It’s fun to learn Cantonese slang, although it can be a bit complicated.
By using this sort of quirky language, people would get the impression that you’re smart and you know your way around — so they better be careful when dealing with you.
Cantonese is one of the five major Chinese languages.
It is spoken by about 100 million in the southern province of Guangdong and neighbouring regions such as Hong Kong and Macau, as well as some Southeast Asian countries such as Malaysia.
Each of these regions has its own slang words and phrases, some of which do not reflect their original meaning.
In Hong Kong, slang is used widely, and most of these words revolve around food.
Ready for some quick lessons?
Someone who has been rejected or fired from a job is said to be “caau jau jyu” (炒魷魚) or “fried like squid calamari”.
You leave home for work but forgot your keys.

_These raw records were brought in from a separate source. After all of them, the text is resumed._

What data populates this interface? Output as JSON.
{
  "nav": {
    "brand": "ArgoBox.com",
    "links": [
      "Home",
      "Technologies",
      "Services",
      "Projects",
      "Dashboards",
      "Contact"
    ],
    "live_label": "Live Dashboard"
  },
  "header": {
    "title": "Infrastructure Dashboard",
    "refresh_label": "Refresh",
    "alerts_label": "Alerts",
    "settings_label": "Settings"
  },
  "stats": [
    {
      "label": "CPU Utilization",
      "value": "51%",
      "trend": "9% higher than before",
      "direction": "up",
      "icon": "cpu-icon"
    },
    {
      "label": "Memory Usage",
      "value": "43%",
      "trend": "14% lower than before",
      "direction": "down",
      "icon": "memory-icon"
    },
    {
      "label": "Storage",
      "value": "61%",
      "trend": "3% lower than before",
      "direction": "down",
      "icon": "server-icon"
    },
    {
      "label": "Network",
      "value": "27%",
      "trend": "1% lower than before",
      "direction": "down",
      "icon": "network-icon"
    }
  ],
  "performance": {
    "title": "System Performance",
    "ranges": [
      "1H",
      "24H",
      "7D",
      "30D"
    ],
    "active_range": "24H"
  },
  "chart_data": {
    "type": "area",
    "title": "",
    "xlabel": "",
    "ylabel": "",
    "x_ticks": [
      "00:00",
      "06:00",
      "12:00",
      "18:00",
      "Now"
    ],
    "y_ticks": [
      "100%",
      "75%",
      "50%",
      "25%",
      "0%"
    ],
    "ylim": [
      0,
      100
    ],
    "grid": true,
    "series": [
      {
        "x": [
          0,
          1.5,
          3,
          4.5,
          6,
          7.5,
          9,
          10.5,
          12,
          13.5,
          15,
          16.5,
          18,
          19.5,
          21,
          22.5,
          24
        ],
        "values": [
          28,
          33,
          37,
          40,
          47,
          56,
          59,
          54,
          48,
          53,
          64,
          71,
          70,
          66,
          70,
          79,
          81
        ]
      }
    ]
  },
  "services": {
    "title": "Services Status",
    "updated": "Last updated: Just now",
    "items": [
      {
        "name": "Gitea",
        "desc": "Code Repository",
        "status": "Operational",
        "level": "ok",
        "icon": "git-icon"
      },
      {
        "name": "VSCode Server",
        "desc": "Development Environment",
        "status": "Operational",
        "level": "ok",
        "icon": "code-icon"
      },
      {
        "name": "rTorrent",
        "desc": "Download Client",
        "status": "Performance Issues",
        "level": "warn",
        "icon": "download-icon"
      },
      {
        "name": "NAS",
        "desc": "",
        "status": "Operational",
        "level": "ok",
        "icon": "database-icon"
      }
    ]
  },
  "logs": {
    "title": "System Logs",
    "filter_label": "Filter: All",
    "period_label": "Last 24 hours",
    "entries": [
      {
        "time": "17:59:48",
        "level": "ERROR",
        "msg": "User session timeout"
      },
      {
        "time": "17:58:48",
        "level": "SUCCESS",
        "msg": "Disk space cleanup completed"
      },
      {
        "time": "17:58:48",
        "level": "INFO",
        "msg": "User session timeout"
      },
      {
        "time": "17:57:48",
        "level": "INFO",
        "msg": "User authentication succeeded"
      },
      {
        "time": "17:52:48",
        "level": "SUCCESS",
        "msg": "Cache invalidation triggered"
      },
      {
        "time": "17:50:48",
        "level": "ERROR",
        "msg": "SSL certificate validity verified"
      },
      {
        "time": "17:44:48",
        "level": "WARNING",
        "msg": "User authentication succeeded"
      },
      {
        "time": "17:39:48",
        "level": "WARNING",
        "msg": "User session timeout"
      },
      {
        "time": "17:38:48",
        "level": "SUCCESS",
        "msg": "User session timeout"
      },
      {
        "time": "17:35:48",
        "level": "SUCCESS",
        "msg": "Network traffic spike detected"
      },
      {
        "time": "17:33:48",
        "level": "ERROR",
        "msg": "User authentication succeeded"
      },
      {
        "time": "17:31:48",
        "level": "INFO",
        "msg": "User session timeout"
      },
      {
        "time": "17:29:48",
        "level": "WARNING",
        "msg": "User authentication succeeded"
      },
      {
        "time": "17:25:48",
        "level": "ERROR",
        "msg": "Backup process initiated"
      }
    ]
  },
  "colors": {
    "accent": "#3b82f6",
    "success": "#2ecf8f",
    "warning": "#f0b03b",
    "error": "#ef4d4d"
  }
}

That’s fine if it happens only once in a rare while.
But if you forget your keys every so often, you are called “taai tau haai” (大頭蝦) or “big-headed shrimp”, meaning absent-minded.
Flaunt your achievements and you may be described as “baan saai hai” (扮哂蟹) or “acting like a crab”.
When people say you are so “ngou kuug” (夠疆”) or “spicy as ginger”, they mean you have the guts to speak out, say, against your boss.
Meanwhile, if you keep bothering your officemates or interrupting people who are speaking, and wasting their time, you may be called “wan gat” (混吉).
Worse yet, if you are demoted or you lose your status, you might be described as “dun dung guu” (燉冬菇) or “stewed mushrooms”.
Indeed, some of these phrases are not very flattering.
An unmarried woman is sometimes labelled as “maai sing che” (賣剩庶) or “leftover bamboo”.
Popular men, on the other hand, are known as “neoi jan tong yuen” (女人湯圓) or “women’s sweet dessert dumplings”.